Recently, I’ve gotten into Pilates. I like that for staying limber and flexible. It’s a lot of core work as well. As much as you have to be flexible, you have to be able to use your core more efficiently. It’s not just about what you see on the outside because you can have abs and be terrible at Pilates. It’s because there are a lot of smaller muscles that you have to activate and continue to use. You have to be able to hold those positions, stay in them, and be powerful in that stance.

I think that translates very well for any kind of athlete. I do yoga every now and then. Hot and cold tubs are something I think are important in trying to do before the workday—getting in the sauna, getting good rest. I think everyone has a different level of sleep.

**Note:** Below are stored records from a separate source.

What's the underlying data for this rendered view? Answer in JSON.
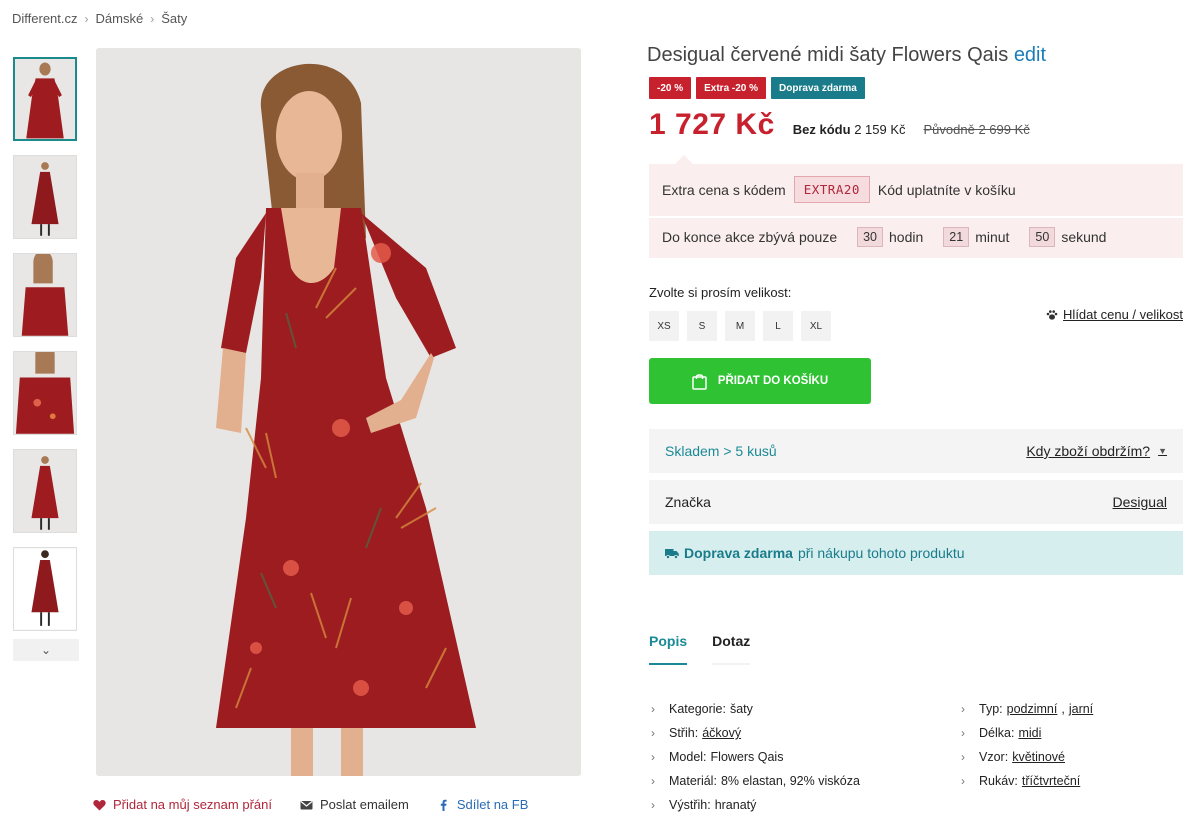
{
  "breadcrumb": [
    "Different.cz",
    "Dámské",
    "Šaty"
  ],
  "product": {
    "title": "Desigual červené midi šaty Flowers Qais",
    "edit_label": "edit",
    "badges": [
      "-20 %",
      "Extra -20 %",
      "Doprava zdarma"
    ],
    "price": "1 727 Kč",
    "nocode_prefix": "Bez kódu",
    "nocode_price": "2 159 Kč",
    "original_price": "Původně 2 699 Kč"
  },
  "promo": {
    "extra_label": "Extra cena s kódem",
    "code": "EXTRA20",
    "code_hint": "Kód uplatníte v košíku",
    "countdown_label": "Do konce akce zbývá pouze",
    "hours": "30",
    "hours_label": "hodin",
    "minutes": "21",
    "minutes_label": "minut",
    "seconds": "50",
    "seconds_label": "sekund"
  },
  "size": {
    "label": "Zvolte si prosím velikost:",
    "options": [
      "XS",
      "S",
      "M",
      "L",
      "XL"
    ],
    "watch_label": "Hlídat cenu / velikost"
  },
  "cart_button": "PŘIDAT DO KOŠÍKU",
  "stock": {
    "status": "Skladem > 5 kusů",
    "delivery_link": "Kdy zboží obdržím?"
  },
  "brand": {
    "label": "Značka",
    "value": "Desigual"
  },
  "shipping": {
    "bold": "Doprava zdarma",
    "rest": "při nákupu tohoto produktu"
  },
  "tabs": [
    "Popis",
    "Dotaz"
  ],
  "specs_left": [
    {
      "key": "Kategorie:",
      "value": "šaty",
      "link": false
    },
    {
      "key": "Střih:",
      "value": "áčkový",
      "link": true
    },
    {
      "key": "Model:",
      "value": "Flowers Qais",
      "link": false
    },
    {
      "key": "Materiál:",
      "value": "8% elastan, 92% viskóza",
      "link": false
    },
    {
      "key": "Výstřih:",
      "value": "hranatý",
      "link": false
    }
  ],
  "specs_right": [
    {
      "key": "Typ:",
      "value": "podzimní",
      "value2": "jarní"
    },
    {
      "key": "Délka:",
      "value": "midi"
    },
    {
      "key": "Vzor:",
      "value": "květinové"
    },
    {
      "key": "Rukáv:",
      "value": "tříčtvrteční"
    }
  ],
  "image_actions": {
    "wishlist": "Přidat na můj seznam přání",
    "email": "Poslat emailem",
    "facebook": "Sdílet na FB"
  },
  "colors": {
    "accent_teal": "#1a8a96",
    "price_red": "#c8212e",
    "cart_green": "#2fc233"
  }
}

Everyone is in a certain range, but everyone has their own optimal level and you have to know that for yourself. I make sure I use the Normatec [compression massager] and check in to the training room every now and then in case I have any bumps and bruises.

What are some of the things you’re doing before kickoff?

I usually wake up and I’m drinking a bottle of water and some Gatorlyte. My physiotherapist comes over and we start working on our game-day routine. We go through stretches and activations. He usually brings a smoothie so I’ll down that while I’m there or when I’m headed to the stadium. They usually have fruit waiting at the facility for us and I’ll eat some of that while drinking water to get fueled up. I’ll relax, put on some tunes, and stretch for a little bit. Maybe an hour before we go out there, I have a routine I go through with one of the coaches. I’ll get taped up and get my pads and headband on.